RDC-Angleterre, 1er juillet : l’adversaire, le chemin et la première historique des Léopards
Pour son premier match à élimination directe dans une Coupe du monde, la RD Congo défie l'Angleterre de Tuchel, le 1er juillet. L'adversaire, ses failles, et le chemin des Léopards vers l'inédit.
Congo's Yoane Wissa (20) celebrates their first goal on a penalty kick during the World Cup Group K soccer match between DR Congo and Uzbekistan in Atlanta, Saturday, June 27, 2026. (AP Photo/Erik S. Lesser)
AFP
Le tirage n’a laissé aucune douceur. Pour son premier match à élimination directe dans une Coupe du monde, la RD Congo affrontera l’Angleterre, mercredi 1er juillet à 17 heures, en seizièmes de finale du Mondial 2026. Jamais, depuis le Zaïre de 1974, une sélection congolaise n’était allée aussi loin. Le premier tour franchi, les Léopards entrent dans une histoire qu’ils n’avaient encore jamais écrite.

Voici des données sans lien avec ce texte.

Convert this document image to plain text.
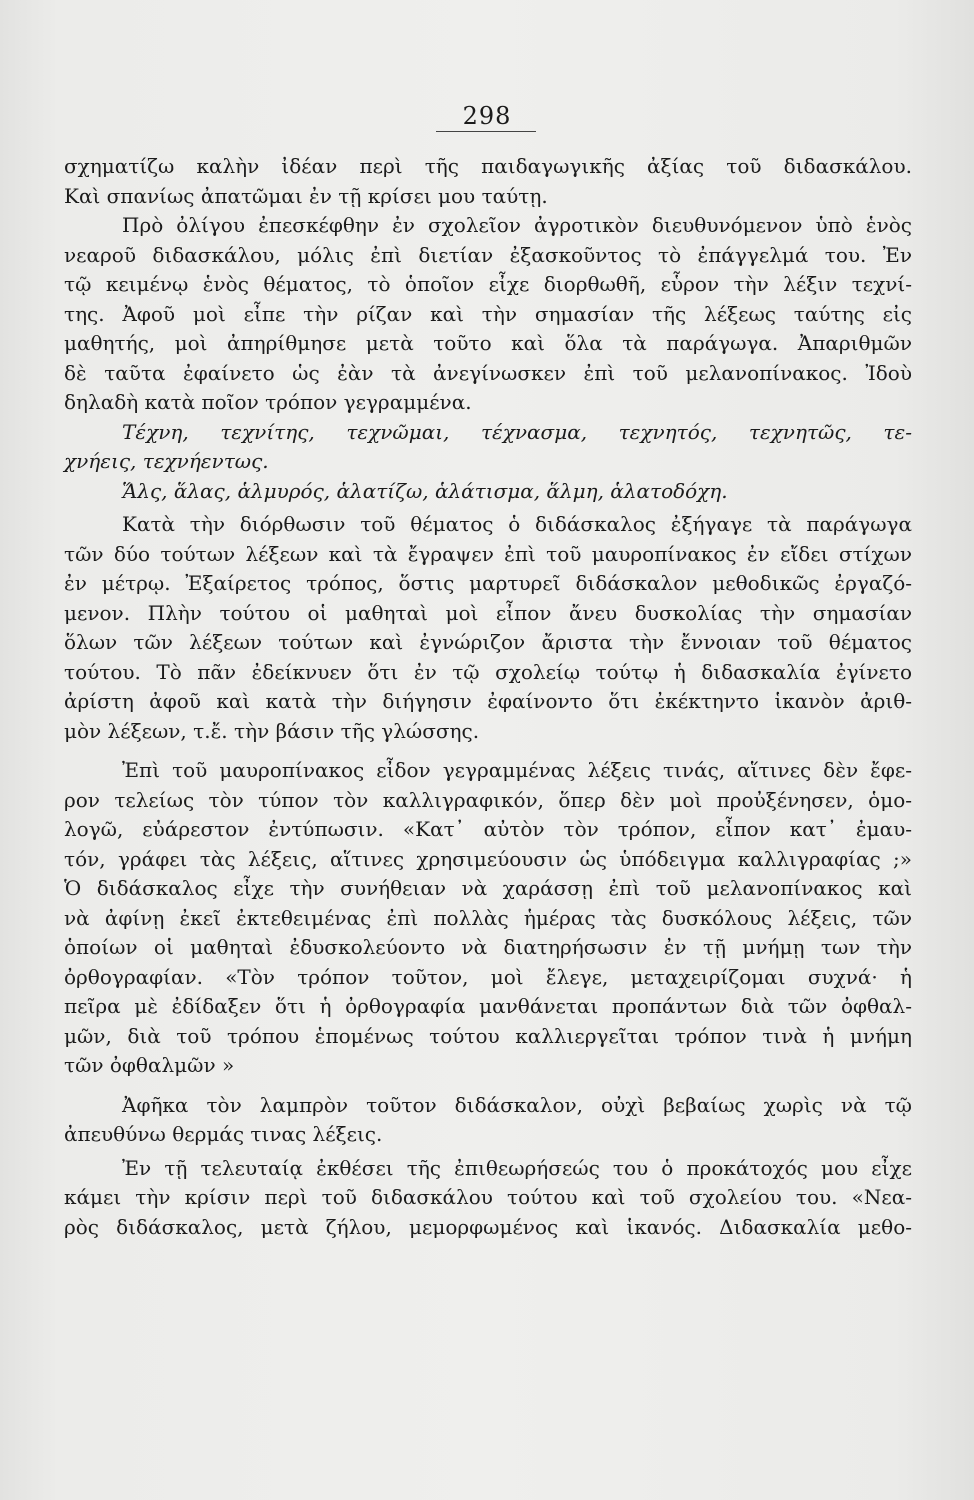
298
σχηματίζω καλὴν ἰδέαν περὶ τῆς παιδαγωγικῆς ἀξίας τοῦ διδασκάλου.
Καὶ σπανίως ἀπατῶμαι ἐν τῇ κρίσει μου ταύτῃ.
Πρὸ ὀλίγου ἐπεσκέφθην ἐν σχολεῖον ἀγροτικὸν διευθυνόμενον ὑπὸ ἑνὸς
νεαροῦ διδασκάλου, μόλις ἐπὶ διετίαν ἐξασκοῦντος τὸ ἐπάγγελμά του. Ἐν
τῷ κειμένῳ ἑνὸς θέματος, τὸ ὁποῖον εἶχε διορθωθῆ, εὗρον τὴν λέξιν τεχνί-
της. Ἀφοῦ μοὶ εἶπε τὴν ρίζαν καὶ τὴν σημασίαν τῆς λέξεως ταύτης εἰς
μαθητής, μοὶ ἀπηρίθμησε μετὰ τοῦτο καὶ ὅλα τὰ παράγωγα. Ἀπαριθμῶν
δὲ ταῦτα ἐφαίνετο ὡς ἐὰν τὰ ἀνεγίνωσκεν ἐπὶ τοῦ μελανοπίνακος. Ἰδοὺ
δηλαδὴ κατὰ ποῖον τρόπον γεγραμμένα.
Τέχνη, τεχνίτης, τεχνῶμαι, τέχνασμα, τεχνητός, τεχνητῶς, τε-
χνήεις, τεχνήεντως.
Ἅλς, ἅλας, ἁλμυρός, ἁλατίζω, ἁλάτισμα, ἅλμη, ἁλατοδόχη.
Κατὰ τὴν διόρθωσιν τοῦ θέματος ὁ διδάσκαλος ἐξήγαγε τὰ παράγωγα
τῶν δύο τούτων λέξεων καὶ τὰ ἔγραψεν ἐπὶ τοῦ μαυροπίνακος ἐν εἴδει στίχων
ἐν μέτρῳ. Ἐξαίρετος τρόπος, ὅστις μαρτυρεῖ διδάσκαλον μεθοδικῶς ἐργαζό-
μενον. Πλὴν τούτου οἱ μαθηταὶ μοὶ εἶπον ἄνευ δυσκολίας τὴν σημασίαν
ὅλων τῶν λέξεων τούτων καὶ ἐγνώριζον ἄριστα τὴν ἔννοιαν τοῦ θέματος
τούτου. Τὸ πᾶν ἐδείκνυεν ὅτι ἐν τῷ σχολείῳ τούτῳ ἡ διδασκαλία ἐγίνετο
ἀρίστη ἀφοῦ καὶ κατὰ τὴν διήγησιν ἐφαίνοντο ὅτι ἐκέκτηντο ἱκανὸν ἀριθ-
μὸν λέξεων, τ.ἔ. τὴν βάσιν τῆς γλώσσης.
Ἐπὶ τοῦ μαυροπίνακος εἶδον γεγραμμένας λέξεις τινάς, αἵτινες δὲν ἔφε-
ρον τελείως τὸν τύπον τὸν καλλιγραφικόν, ὅπερ δὲν μοὶ προὐξένησεν, ὁμο-
λογῶ, εὐάρεστον ἐντύπωσιν. «Κατ᾽ αὐτὸν τὸν τρόπον, εἶπον κατ᾽ ἐμαυ-
τόν, γράφει τὰς λέξεις, αἵτινες χρησιμεύουσιν ὡς ὑπόδειγμα καλλιγραφίας ;»
Ὁ διδάσκαλος εἶχε τὴν συνήθειαν νὰ χαράσσῃ ἐπὶ τοῦ μελανοπίνακος καὶ
νὰ ἀφίνῃ ἐκεῖ ἐκτεθειμένας ἐπὶ πολλὰς ἡμέρας τὰς δυσκόλους λέξεις, τῶν
ὁποίων οἱ μαθηταὶ ἐδυσκολεύοντο νὰ διατηρήσωσιν ἐν τῇ μνήμῃ των τὴν
ὀρθογραφίαν. «Τὸν τρόπον τοῦτον, μοὶ ἔλεγε, μεταχειρίζομαι συχνά· ἡ
πεῖρα μὲ ἐδίδαξεν ὅτι ἡ ὀρθογραφία μανθάνεται προπάντων διὰ τῶν ὀφθαλ-
μῶν, διὰ τοῦ τρόπου ἑπομένως τούτου καλλιεργεῖται τρόπον τινὰ ἡ μνήμη
τῶν ὀφθαλμῶν »
Ἀφῆκα τὸν λαμπρὸν τοῦτον διδάσκαλον, οὐχὶ βεβαίως χωρὶς νὰ τῷ
ἀπευθύνω θερμάς τινας λέξεις.
Ἐν τῇ τελευταίᾳ ἐκθέσει τῆς ἐπιθεωρήσεώς του ὁ προκάτοχός μου εἶχε
κάμει τὴν κρίσιν περὶ τοῦ διδασκάλου τούτου καὶ τοῦ σχολείου του. «Νεα-
ρὸς διδάσκαλος, μετὰ ζήλου, μεμορφωμένος καὶ ἱκανός. Διδασκαλία μεθο-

En face se dresse l’un des cadors du tournoi. Premiers du groupe L avec sept points, les Anglais de Thomas Tuchel ont battu la Croatie (4-2), été tenus en échec par le Ghana (0-0), puis dominé le Panama (2-0), Jude Bellingham et Harry Kane à la conclusion. Le sélectionneur allemand, arrivé sur le banc anglais en janvier 2025, dispose d’un réservoir que peu de nations peuvent aligner : Bellingham et Bukayo Saka pour percer, Declan Rice pour tenir l’entrejeu, Kane pour punir. Sur le papier, le rapport de force ne souffre aucune discussion.
Le tournoi a pourtant montré que cette Angleterre n’était pas une machine sans accroc. Le nul concédé au Ghana, les critiques adressées aux choix de Tuchel, une animation offensive parfois grippée face aux blocs regroupés : autant de signaux qu’une équipe disciplinée peut exploiter. Or la discipline, les Léopards en ont fait leur marque. Contre l’Ouzbékistan, menés 0-1 avant de s’imposer 3-1, ils ont tenu grâce aux arrêts de Lionel Mpasi, au rendement d’Aaron Wan-Bissaka et au réalisme de Yoane Wissa, double buteur, et de Fiston Mayele.
C’est sur ce schéma que se jouera, sans doute, la rencontre du 1er juillet : défendre bas, fermer les espaces, survivre aux temps forts anglais, puis frapper en transition ou sur coup de pied arrêté. « C’est très difficile de marquer des buts parce que les équipes sont bien organisées », observait Desabre pendant la phase de groupes. Face à l’Angleterre, l’organisation devra être totale et la moindre occasion convertie. « La victoire sera nécessaire pour passer », rappelait encore le sélectionneur avant le tour décisif. La formule vaut désormais pour un tout autre adversaire.
Battre l’Angleterre enverrait la RD Congo en huitièmes de finale, un étage plus loin dans l’inédit. Même sans aller jusque-là, avoir atteint les seizièmes constitue déjà la meilleure performance congolaise de l’histoire en Coupe du monde, et place les Léopards parmi les trente-deux dernières nations d’un tournoi qui en comptait quarante-huit. Pour une sélection passée par les barrages pour décrocher son billet, le chemin parcouru en dit long.
Reste le plus dur. L’Angleterre part largement favorite, forte de son banc et de l’habitude de ces rendez-vous. Mais le football, ces dernières nuits, a rappelé à la RD Congo qu’aucun scénario ne lui était interdit. Rendez-vous le 1er juillet.